Oleh sebab itu, solusi perihal urbanisasi tidak semata cukup pada aktivitas sweeping, razia pendatang liar, pelaksanaan yustisi. Dalam kondisi tertentu, khususnya untuk keperluan jangka pendek, upaya-upaya tersebut memang ralatif diperlukan. Namun, dalam kebutuhan jangka panjang, hal paling urgen adalah bagaimana membangun daerah secara kolektif. Pedesaan, pedalaman, dan tempat-tempat pinggiran. Bangsa ini memiliki  modal besar menuju ke arah sana.
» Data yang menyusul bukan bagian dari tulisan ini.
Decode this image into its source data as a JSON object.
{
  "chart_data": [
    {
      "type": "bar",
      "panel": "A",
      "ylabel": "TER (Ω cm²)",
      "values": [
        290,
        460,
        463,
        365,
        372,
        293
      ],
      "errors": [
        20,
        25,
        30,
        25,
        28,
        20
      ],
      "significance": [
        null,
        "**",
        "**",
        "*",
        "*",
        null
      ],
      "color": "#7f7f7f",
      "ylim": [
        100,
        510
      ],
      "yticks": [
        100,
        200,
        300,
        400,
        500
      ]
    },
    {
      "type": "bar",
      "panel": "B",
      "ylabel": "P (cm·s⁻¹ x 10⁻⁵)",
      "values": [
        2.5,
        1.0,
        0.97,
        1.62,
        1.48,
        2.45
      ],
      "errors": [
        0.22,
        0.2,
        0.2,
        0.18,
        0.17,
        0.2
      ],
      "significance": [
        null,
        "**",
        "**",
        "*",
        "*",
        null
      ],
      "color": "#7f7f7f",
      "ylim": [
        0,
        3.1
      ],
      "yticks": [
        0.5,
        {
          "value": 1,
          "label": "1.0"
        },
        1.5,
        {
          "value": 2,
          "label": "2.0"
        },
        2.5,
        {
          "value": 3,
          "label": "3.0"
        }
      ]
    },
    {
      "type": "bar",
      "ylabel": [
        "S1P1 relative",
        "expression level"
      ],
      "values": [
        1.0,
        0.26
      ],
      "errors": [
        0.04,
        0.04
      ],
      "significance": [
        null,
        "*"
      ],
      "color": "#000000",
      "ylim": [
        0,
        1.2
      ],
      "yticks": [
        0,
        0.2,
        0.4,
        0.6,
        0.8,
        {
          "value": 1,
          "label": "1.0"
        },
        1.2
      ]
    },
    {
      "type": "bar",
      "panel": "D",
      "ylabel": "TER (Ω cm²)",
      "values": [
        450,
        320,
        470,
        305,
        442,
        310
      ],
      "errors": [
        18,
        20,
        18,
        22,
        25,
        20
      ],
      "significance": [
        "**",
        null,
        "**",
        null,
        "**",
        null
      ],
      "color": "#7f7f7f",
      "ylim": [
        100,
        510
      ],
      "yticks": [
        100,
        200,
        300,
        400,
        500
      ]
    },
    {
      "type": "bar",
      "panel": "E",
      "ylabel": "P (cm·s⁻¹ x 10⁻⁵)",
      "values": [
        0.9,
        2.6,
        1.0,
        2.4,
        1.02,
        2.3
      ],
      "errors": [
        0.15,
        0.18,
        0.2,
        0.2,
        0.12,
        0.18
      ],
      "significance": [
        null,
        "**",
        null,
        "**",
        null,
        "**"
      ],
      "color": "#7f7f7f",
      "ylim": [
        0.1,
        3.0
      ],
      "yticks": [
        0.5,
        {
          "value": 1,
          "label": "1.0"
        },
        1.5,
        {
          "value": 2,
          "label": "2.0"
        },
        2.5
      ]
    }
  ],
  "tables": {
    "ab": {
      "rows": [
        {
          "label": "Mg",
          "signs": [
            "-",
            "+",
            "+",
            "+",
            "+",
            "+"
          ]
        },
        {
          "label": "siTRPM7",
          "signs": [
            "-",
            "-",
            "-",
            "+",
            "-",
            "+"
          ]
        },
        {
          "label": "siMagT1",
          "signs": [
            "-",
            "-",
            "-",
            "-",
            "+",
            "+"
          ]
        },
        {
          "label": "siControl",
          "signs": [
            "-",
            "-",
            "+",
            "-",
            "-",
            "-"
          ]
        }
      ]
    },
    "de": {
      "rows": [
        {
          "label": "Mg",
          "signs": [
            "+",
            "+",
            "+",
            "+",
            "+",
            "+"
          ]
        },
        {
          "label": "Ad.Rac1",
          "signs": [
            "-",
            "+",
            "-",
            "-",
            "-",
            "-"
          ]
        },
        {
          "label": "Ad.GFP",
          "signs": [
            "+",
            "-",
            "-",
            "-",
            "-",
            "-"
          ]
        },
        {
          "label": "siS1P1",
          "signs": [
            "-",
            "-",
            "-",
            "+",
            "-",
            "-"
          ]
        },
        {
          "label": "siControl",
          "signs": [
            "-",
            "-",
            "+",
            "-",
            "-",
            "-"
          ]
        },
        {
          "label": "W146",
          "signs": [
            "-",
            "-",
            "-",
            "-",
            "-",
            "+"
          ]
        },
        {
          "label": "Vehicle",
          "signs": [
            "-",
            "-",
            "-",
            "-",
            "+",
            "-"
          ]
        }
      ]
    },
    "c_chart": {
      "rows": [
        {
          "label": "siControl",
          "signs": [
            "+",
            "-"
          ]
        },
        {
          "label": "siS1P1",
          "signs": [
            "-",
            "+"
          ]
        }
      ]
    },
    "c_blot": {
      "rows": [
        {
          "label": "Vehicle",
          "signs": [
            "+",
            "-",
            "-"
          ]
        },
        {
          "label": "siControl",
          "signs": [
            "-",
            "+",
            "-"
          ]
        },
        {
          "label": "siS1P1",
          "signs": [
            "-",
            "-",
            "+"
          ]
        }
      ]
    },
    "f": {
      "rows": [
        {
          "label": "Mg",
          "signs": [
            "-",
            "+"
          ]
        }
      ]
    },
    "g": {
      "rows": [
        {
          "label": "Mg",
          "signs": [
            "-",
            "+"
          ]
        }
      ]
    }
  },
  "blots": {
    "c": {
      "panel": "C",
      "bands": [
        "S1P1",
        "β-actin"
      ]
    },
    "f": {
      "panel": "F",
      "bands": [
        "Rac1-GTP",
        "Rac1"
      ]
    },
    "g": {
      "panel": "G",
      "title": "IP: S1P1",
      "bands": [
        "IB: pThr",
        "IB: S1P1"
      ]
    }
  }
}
Apalagi, dalam tahun ini, era kepemimpinan  Jokowi-Jk mengalokasikan dana 47 triliun untuk mendongkrak percepatan pembangunan desa.
Dalam konteks inilah, peran segenab stake holder dalam membangun daerah masing-masing mutlak diperlukan. Haeus ada sinergitas antara pemerintah pusat, pemerintah propensi, pemerintah daerah, dan perangkat desa agar saling bahu membahu dan akktif menjalin komunikasi. Era otonomi daerah sebagai langkah mewujudkan pemerataan pembangunan harus digerakkan semaksimal mungkin. Apalagi, pangkal persoalan urbanisasi bukanlah tentang bagaimana membendung dan menangkal arus urbanisasi. Melainkan, bagaimana meyakinkan masyarakat pedesaan, bahwa di daerah pedesaan pun tidak kalah baiknya menyediakan sumber penghidupan. apalagi Harapannya, ada rasa betah masyarakat desa untuk menetap dan mengais rejeki dari sumber kekayaan alam daerahnya.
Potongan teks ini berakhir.